自分の家族の生老病死をきちんと体験することこそ、現代社会で正気を保ち暮らしていくことの基本となるものではないだろうか?根本的な苦しみや喜びは、逃げたり隠したり他人任せにすべきものではない。機会を逃すとつけは大きい
私は男性としてはお産とは関係が深いほうだと思います。以前、産婦人科医として大学病院で研修を受け数百例のお産を取り上げました。ただし現在はもうお産の手順など全く忘れてしまいましたが。また、3人の子供のうち下二人は自宅で産みました(もちろん家内が)。

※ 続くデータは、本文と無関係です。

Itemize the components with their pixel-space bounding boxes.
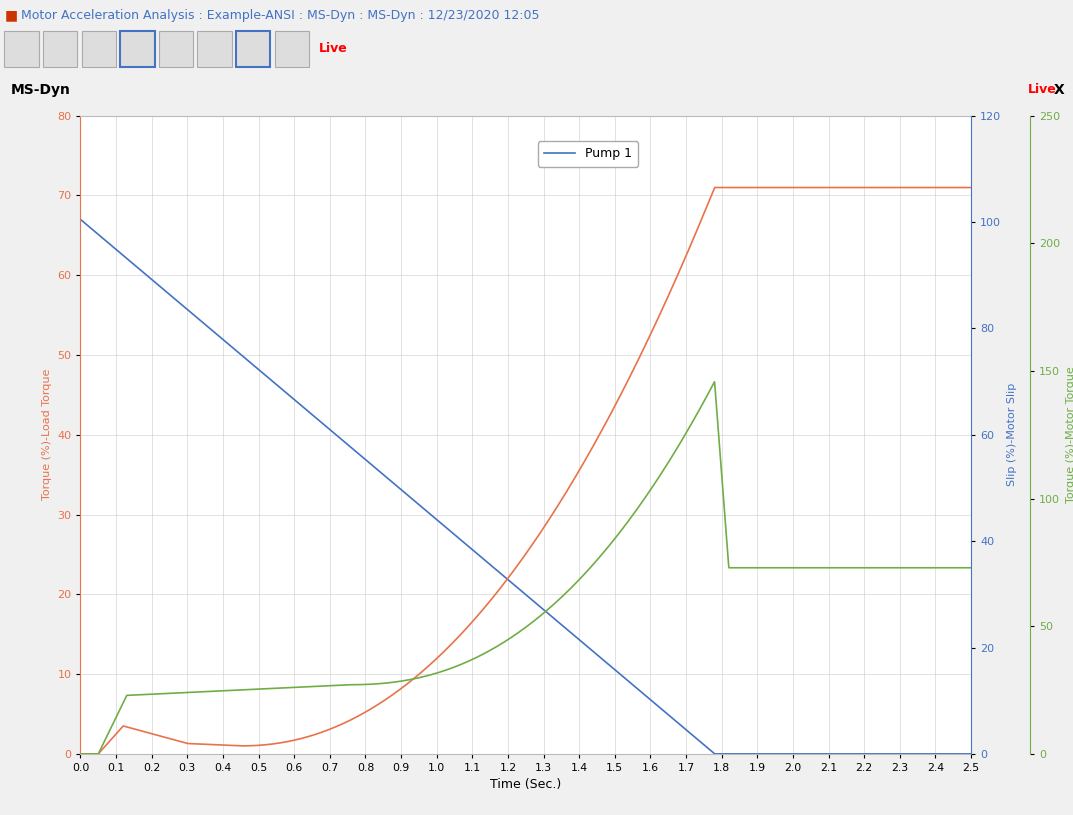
FancyBboxPatch shape [4, 31, 39, 67]
Pump 1 [449, 530, 461, 540]
Pump 1 [965, 749, 978, 759]
X-axis label: Time (Sec.): Time (Sec.) [490, 778, 561, 791]
Pump 1 [721, 749, 734, 759]
Pump 1 [938, 749, 951, 759]
Text: Live: Live [319, 42, 348, 55]
Pump 1 [455, 536, 468, 546]
FancyBboxPatch shape [82, 31, 116, 67]
FancyBboxPatch shape [236, 31, 270, 67]
Y-axis label: Torque (%)-Motor Torque: Torque (%)-Motor Torque [1065, 367, 1073, 503]
Text: Live: Live [1028, 83, 1057, 96]
Pump 1 [497, 571, 510, 581]
Y-axis label: Slip (%)-Motor Slip: Slip (%)-Motor Slip [1006, 383, 1017, 487]
Y-axis label: Torque (%)-Load Torque: Torque (%)-Load Torque [42, 369, 52, 500]
Text: MS-Dyn: MS-Dyn [11, 82, 71, 97]
Text: Motor Acceleration Analysis : Example-ANSI : MS-Dyn : MS-Dyn : 12/23/2020 12:05: Motor Acceleration Analysis : Example-AN… [21, 9, 540, 22]
FancyBboxPatch shape [197, 31, 232, 67]
Pump 1 [893, 749, 906, 759]
Legend: Pump 1: Pump 1 [538, 141, 638, 166]
FancyBboxPatch shape [275, 31, 309, 67]
Line: Pump 1: Pump 1 [80, 219, 971, 754]
FancyBboxPatch shape [159, 31, 193, 67]
Pump 1 [708, 749, 721, 759]
Pump 1 [74, 214, 87, 224]
FancyBboxPatch shape [43, 31, 77, 67]
Text: ■: ■ [4, 8, 17, 22]
FancyBboxPatch shape [120, 31, 155, 67]
Text: X: X [1054, 82, 1064, 97]
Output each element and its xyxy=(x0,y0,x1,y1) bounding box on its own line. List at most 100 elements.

そもそも脳の研究をしておりましたが教授と不仲になり研究室を追い出されました。家内が産婦人科医の研修医だったので教授に頼んで研修医に混ぜてもらいました。研修を始めて1週間ほどたった大学病院での当直の夜、初めて分娩を見ました。ポリクリはさぼって休みがちだったので分娩見学もしていなかったのです。初めて見た生後直後の血だらけの赤ん坊、涙がじーんとわいてきました。びいびいと小さいながら必死で泣いていたからです。このときの私は本当に一般の男性がお産を目撃したのとまったく同じ状況だったのです。その後2-3人めまでは感動してみていました。産婦人科に移って一月ほどたったころ関連病院の当直に行くよう言われました。しかしまだ一人でお産をとったことはなかったのです。後の縫い方も分からないし薬も知りません。医学部の教育では傷の縫い方の実習などはありません(少なくとも私の頃は)。先輩の話ではそこの病院はほとんど昼間にお産があるから夜はない、このところ10日間連続でゼロだ、とのことでした。こわごわ出かけていくと夜中の2時頃電話が鳴って「先生お願いします」と。分娩室に出かけていくと分娩台と二本の足、股間にはざっくりと切れた膣に血の固まりがついていました。赤ちゃんは無事で胎盤もでていました。私:「あの当直のものですが」。若い助産婦さん:「何号ですか?」私:「は?」。しばらくしてゴム手袋のサイズを聞いているのだと分かりました。縫合セットを渡されて初めて縫っていったのです。元来私は人並みはずれて器用だったのと、実験でサルの皮膚を縫ったことがあったのでなんとかこなせましたが...日本は医療後進国です。この晩、病院始まって以来という5人のお産がありました。明け方には私もすっかり手順になれて縫合もばっちり無駄口をたたきながらこなし、薬も間違えなくなりました。
こんな経験のある私ですので自宅分娩には全く抵抗はありませんでした。病院にいれば安心というのは全くの錯覚です。また、赤ちゃんは素敵に強いのです。人生のファンタスティックな行事として一家でお産を楽しまない手はありません。